The core of it is a move to a far more diverse product offering, with price points to match the smaller wallets and narrower interests of younger consumers. Group head of strategy George MacFarlane talked about a focus on “incremental customers” and, tellingly, a “transition to a VOD-centric world”.
A group of senior executives at the business talked openly about the end of linear television – not in the immediate future, but in years rather than decades. There were a number of critical breaks from Sky’s prior thinking revealed, which I’ll analyse in detail in a future feature, but the critical elements are these:
- Sky will offer online only linear packages.
- There will be a service delivered by ‘puck’ – an Apple TV-style and Android-powered device.
- They are turning to embrace other services, and future packages could include the likes of Lightbox, Netflix and MLB or NBA league pass.
- The satellite business will remain as a premium product and way of providing service to their valuable and lucrative legacy customer base – maintaining revenue and preserving access to customers who are less technologically adept or have poor internet.
- All new services will be significantly cheaper: there was talk of $30, $20, $15 or even less.
- A parallel operating system will provide a Netflix-style interface for both linear and on demand television, while preserving the grid-centric style for the (mostly older) customers who prefer it.
- The new HBO deal has full streaming rights to its entire catalogue, significantly strengthening Neon.
- Neon will provide a TV-only option, at a discount to the full stack TV and movies offering.
- Sports will remain largely bundled, but likely have more plausibly-priced options than has been the case with Fan Pass.
- A new version of Sky Go launches Monday as both a site and an app, which, based on a brief test drive, fixes much of what has been a comically poor quality service for much of its existence.
The vision was a radical one for the company, which has strongly resisted any moves which might risk cannibalising its existing customer base. This has meant younger people – who’ve grown up without or transitioned from a linear environment, and gotten used to venture capital-subsidised services like Netflix – will now have cheaper and more familiar ways of interacting with the pay TV giant.
Huge question marks remain for Sky. The major international competitors are still out there, awash with cash and biding their time. A legacy of cynical behaviour towards their customer base has rendered them a hate brand for many, and this won’t vanish overnight.

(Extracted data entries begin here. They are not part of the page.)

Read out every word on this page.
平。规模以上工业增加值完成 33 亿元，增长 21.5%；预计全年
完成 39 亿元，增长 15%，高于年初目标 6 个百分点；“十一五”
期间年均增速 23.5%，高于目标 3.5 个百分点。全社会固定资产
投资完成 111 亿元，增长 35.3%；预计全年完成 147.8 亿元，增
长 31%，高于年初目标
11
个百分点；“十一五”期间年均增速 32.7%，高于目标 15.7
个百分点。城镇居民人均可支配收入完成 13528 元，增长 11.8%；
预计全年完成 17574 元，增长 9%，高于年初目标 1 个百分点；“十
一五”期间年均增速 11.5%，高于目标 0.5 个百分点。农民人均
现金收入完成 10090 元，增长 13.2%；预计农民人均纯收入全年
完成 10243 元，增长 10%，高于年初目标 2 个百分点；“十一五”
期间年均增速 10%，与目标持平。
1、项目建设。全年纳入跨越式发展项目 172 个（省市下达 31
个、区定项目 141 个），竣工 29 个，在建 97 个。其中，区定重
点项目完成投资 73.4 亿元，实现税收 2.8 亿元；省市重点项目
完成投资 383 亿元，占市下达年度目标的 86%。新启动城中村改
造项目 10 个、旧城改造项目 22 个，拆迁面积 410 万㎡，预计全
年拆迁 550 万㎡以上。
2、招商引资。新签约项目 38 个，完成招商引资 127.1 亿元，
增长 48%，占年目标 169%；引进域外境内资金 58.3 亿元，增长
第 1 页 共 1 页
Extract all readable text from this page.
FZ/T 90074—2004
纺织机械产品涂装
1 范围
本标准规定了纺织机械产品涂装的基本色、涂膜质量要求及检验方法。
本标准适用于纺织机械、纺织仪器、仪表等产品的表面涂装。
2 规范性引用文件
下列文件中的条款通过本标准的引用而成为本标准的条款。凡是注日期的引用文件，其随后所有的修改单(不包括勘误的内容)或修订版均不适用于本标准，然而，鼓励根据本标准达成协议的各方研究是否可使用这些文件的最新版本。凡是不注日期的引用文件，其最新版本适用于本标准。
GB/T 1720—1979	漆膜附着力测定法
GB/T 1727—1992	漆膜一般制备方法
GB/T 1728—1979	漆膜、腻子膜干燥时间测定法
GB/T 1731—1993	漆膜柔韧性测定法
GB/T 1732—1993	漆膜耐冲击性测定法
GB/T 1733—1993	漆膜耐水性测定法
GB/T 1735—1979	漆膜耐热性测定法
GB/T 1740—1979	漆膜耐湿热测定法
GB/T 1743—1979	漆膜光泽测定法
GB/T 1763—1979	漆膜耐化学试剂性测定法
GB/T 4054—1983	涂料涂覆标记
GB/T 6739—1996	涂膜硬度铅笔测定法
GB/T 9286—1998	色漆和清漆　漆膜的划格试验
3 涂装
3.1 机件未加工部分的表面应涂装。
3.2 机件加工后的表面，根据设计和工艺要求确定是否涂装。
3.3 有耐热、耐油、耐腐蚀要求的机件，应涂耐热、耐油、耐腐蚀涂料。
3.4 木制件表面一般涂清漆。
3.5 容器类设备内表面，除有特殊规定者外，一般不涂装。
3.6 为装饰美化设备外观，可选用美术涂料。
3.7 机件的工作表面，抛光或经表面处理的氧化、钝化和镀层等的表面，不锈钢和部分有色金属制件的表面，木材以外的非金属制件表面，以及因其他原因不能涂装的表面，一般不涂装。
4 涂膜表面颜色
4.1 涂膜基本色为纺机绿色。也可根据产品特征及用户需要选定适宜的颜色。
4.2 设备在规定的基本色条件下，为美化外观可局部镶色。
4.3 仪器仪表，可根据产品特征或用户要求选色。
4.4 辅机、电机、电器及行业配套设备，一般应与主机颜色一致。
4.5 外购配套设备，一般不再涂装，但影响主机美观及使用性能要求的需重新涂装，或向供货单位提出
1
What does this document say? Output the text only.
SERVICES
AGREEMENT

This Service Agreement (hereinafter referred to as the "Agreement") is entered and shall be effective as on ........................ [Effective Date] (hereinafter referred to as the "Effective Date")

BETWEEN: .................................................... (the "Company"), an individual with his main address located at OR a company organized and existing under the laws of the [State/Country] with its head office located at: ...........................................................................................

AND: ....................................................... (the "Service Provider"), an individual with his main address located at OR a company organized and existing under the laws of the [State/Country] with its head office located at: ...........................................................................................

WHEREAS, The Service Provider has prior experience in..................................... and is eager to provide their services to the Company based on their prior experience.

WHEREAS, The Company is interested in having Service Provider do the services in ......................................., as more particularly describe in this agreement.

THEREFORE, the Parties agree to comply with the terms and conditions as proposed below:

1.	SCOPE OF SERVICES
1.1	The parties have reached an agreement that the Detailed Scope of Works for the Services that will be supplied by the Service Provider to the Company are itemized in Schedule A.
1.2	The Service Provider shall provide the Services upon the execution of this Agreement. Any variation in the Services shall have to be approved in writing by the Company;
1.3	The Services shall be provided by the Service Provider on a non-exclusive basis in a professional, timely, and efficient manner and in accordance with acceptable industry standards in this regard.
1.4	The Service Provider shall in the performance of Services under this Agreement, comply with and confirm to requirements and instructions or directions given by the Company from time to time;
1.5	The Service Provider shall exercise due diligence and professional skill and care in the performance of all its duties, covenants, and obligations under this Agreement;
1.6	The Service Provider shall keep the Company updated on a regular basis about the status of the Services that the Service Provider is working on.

The year-long time frame before deployment is an epic one in the hyper-paced world of contemporary media, giving ample opportunity for competitors to emerge or events to overtake it. And hanging over it all are the next set of SANZAR rights, which could easily be split up or ripped away, thus crippling the legacy customer base which has allowed them the luxury of waiting this long before they’ve onboarded a new generation.
Still, today shows Sky is finally living in reality and making the kind of moves potential customers have long-begged for. John Fellet, who recently announced his retirement, now looks like he’s leaving a company with a path to the future, rather than the ‘Skytanic’, as it appeared recently. The outcome remains as uncertain as ever. But at least he and his team now have a plan.